For our last installment of our weekly Women’s History blog post, we’d like to highlight one of the true influential pioneers of women in the medical field. Of course, her achievements are not held in high esteem because of the gender barriers that surrounded her, but because her work was truly amazing. This week we feature Clara Barton, the founder of the American Red Cross.
As a child she was timid. She didn’t speak much, nor did she interact with the children at her school. However, that didn’t stop her from excelling. At a young age, she thrived in reading and spelling and was an overall good student. She was a natural born talent, but her passion for helping others was not known until later in her life.
Her first professional career was a school teacher. She was very successful at it, especially calming down the rambunctious boys in her class. As a child, one of the few social interactions Barton enjoyed was playing with her male cousins. Due to this, she was able to relate more directly to the boys, and she gained their respect.
Later on, she opened up her own free school in New Jersey. The first one of it’s kind within the state. Under her guidance the school ballooned to over 600 students. Unfortunately, she was not asked to head the school. that position was given to a man. Discouraged she had left her school.

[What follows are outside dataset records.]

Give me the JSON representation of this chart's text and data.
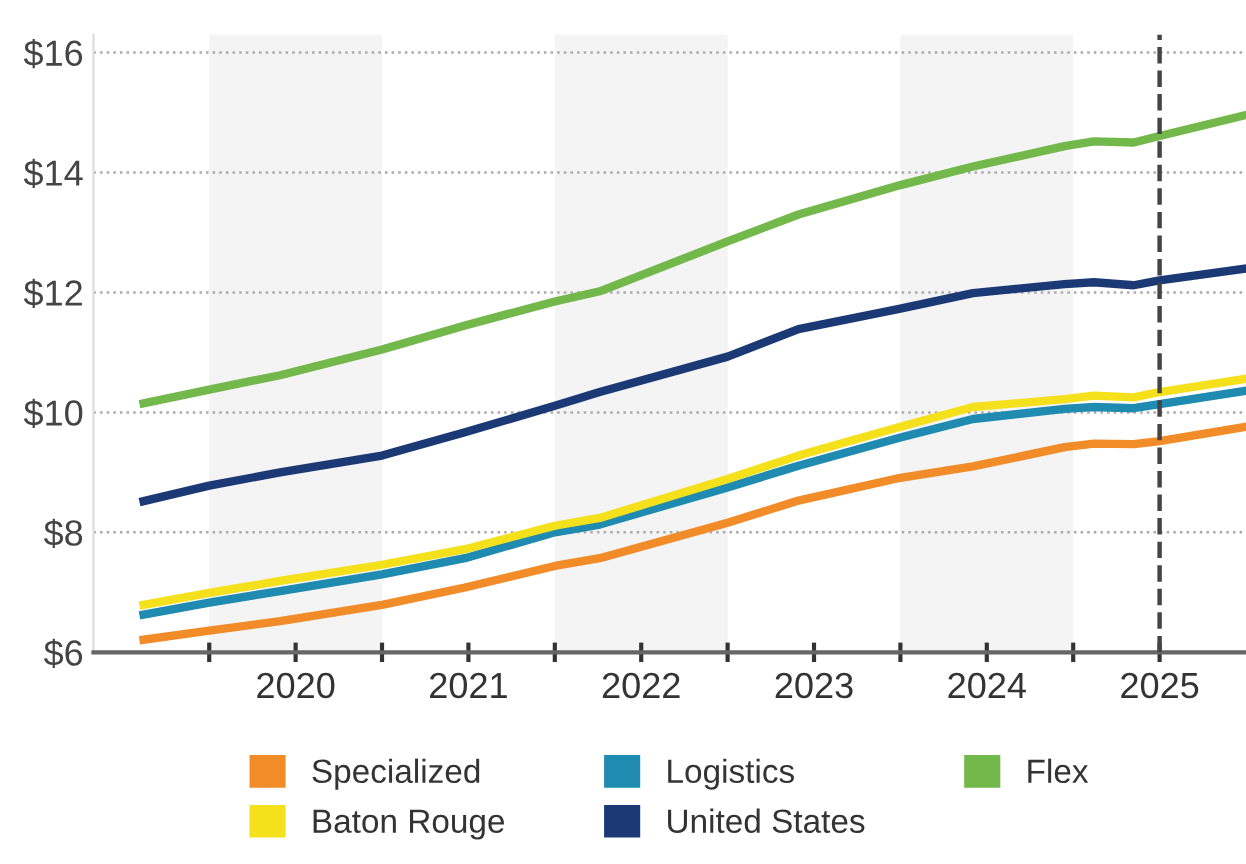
{
  "chart_data": {
    "type": "line",
    "x": [
      2019.62,
      2020.0,
      2020.41,
      2021.0,
      2021.48,
      2022.0,
      2022.26,
      2023.0,
      2023.41,
      2024.0,
      2024.42,
      2024.95,
      2025.12,
      2025.35,
      2025.5,
      2026.0
    ],
    "series": [
      {
        "name": "Specialized",
        "color": "#f28c28",
        "values": [
          6.21,
          6.36,
          6.52,
          6.79,
          7.08,
          7.44,
          7.57,
          8.16,
          8.53,
          8.91,
          9.1,
          9.42,
          9.48,
          9.47,
          9.52,
          9.76
        ]
      },
      {
        "name": "Logistics",
        "color": "#1f8bb0",
        "values": [
          6.63,
          6.83,
          7.02,
          7.3,
          7.57,
          8.0,
          8.13,
          8.75,
          9.11,
          9.58,
          9.89,
          10.06,
          10.09,
          10.07,
          10.14,
          10.36
        ]
      },
      {
        "name": "Flex",
        "color": "#72b84a",
        "values": [
          10.15,
          10.38,
          10.62,
          11.05,
          11.45,
          11.85,
          12.02,
          12.85,
          13.3,
          13.79,
          14.1,
          14.44,
          14.52,
          14.5,
          14.61,
          14.96
        ]
      },
      {
        "name": "Baton Rouge",
        "color": "#f5e11b",
        "values": [
          6.79,
          6.99,
          7.19,
          7.46,
          7.72,
          8.11,
          8.24,
          8.89,
          9.28,
          9.76,
          10.09,
          10.22,
          10.28,
          10.25,
          10.34,
          10.56
        ]
      },
      {
        "name": "United States",
        "color": "#1b3a75",
        "values": [
          8.52,
          8.78,
          9.0,
          9.28,
          9.67,
          10.11,
          10.34,
          10.93,
          11.39,
          11.73,
          11.99,
          12.14,
          12.17,
          12.12,
          12.2,
          12.4
        ]
      }
    ],
    "xlim": [
      2019.33,
      2026.0
    ],
    "xticks": [
      {
        "value": 2020,
        "label": null
      },
      {
        "value": 2020.5,
        "label": "2020"
      },
      {
        "value": 2021,
        "label": null
      },
      {
        "value": 2021.5,
        "label": "2021"
      },
      {
        "value": 2022,
        "label": null
      },
      {
        "value": 2022.5,
        "label": "2022"
      },
      {
        "value": 2023,
        "label": null
      },
      {
        "value": 2023.5,
        "label": "2023"
      },
      {
        "value": 2024,
        "label": null
      },
      {
        "value": 2024.5,
        "label": "2024"
      },
      {
        "value": 2025,
        "label": null
      },
      {
        "value": 2025.5,
        "label": "2025"
      }
    ],
    "ylim": [
      6,
      16.3
    ],
    "yticks": [
      {
        "value": 6,
        "label": "$6"
      },
      {
        "value": 8,
        "label": "$8"
      },
      {
        "value": 10,
        "label": "$10"
      },
      {
        "value": 12,
        "label": "$12"
      },
      {
        "value": 14,
        "label": "$14"
      },
      {
        "value": 16,
        "label": "$16"
      }
    ],
    "bands": [
      {
        "axis": "x",
        "from": 2020,
        "to": 2021,
        "color": "#f4f4f4"
      },
      {
        "axis": "x",
        "from": 2022,
        "to": 2023,
        "color": "#f4f4f4"
      },
      {
        "axis": "x",
        "from": 2024,
        "to": 2025,
        "color": "#f4f4f4"
      }
    ],
    "ref_lines": [
      {
        "axis": "x",
        "value": 2025.5,
        "color": "#444444",
        "line_style": "dashed"
      }
    ],
    "grid": "y",
    "legend": "bottom",
    "marker": "none",
    "line_style": "solid"
  }
}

As the American Civil War broke out, she was able to talk to her father about the war efforts. He had convinced her that it was her duty to help out the wounded soldiers. A task she accepted. She gained support from other people who agreed with her efforts. She acquired supplies such as bandages, food, and clothing. She worked closely with the soldiers dressing their wounds, feeding them, and providing them the proper support in order to help them recover.

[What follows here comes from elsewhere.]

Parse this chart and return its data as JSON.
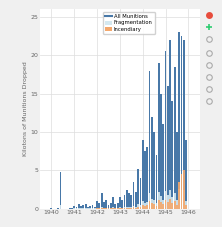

She was quite courageous, often times doing her work on the frontline. In one instance, she had a bullet tear through the sleeve of her dress. As a result, she was nicknamed “Angel of the Battlefield.” She was well respected by everyone. After the war, there was still much to be done. It was at this time her biggest contribution to the medical world would be given.
She continued her help after the war by starting the Office of Missing Soldiers. She helped identify those who were killed or missing in action after the war. Through her efforts over 21,000 missing men were identified and installed 13,000 grave markers for those who had fallen in battle. It was exhausting work and it wore her down. Her doctor’s told her she needed a break.
In 1869, she took a trip to Geneva, Switzerland. It was here she met Dr. Louis Appia. he introduced her to the Red Cross, and encouraged her to start her own in America. She took the idea and ran with it. She persuaded people that this organization was more than just a united war effort to help soldiers. It could be used for all sorts of disasters like earthquakes, floods, and hurricanes, which it did just that.
She became the first initial president of the American chapter of The Red Cross. She continued with its efforts years down the line. Her organization aided during the Spanish-American War, The Johnstown Flood, and even responded to a humanitarian issue over in the Ottoman Empire. Clara Barton was and is a hero in every sense of the word.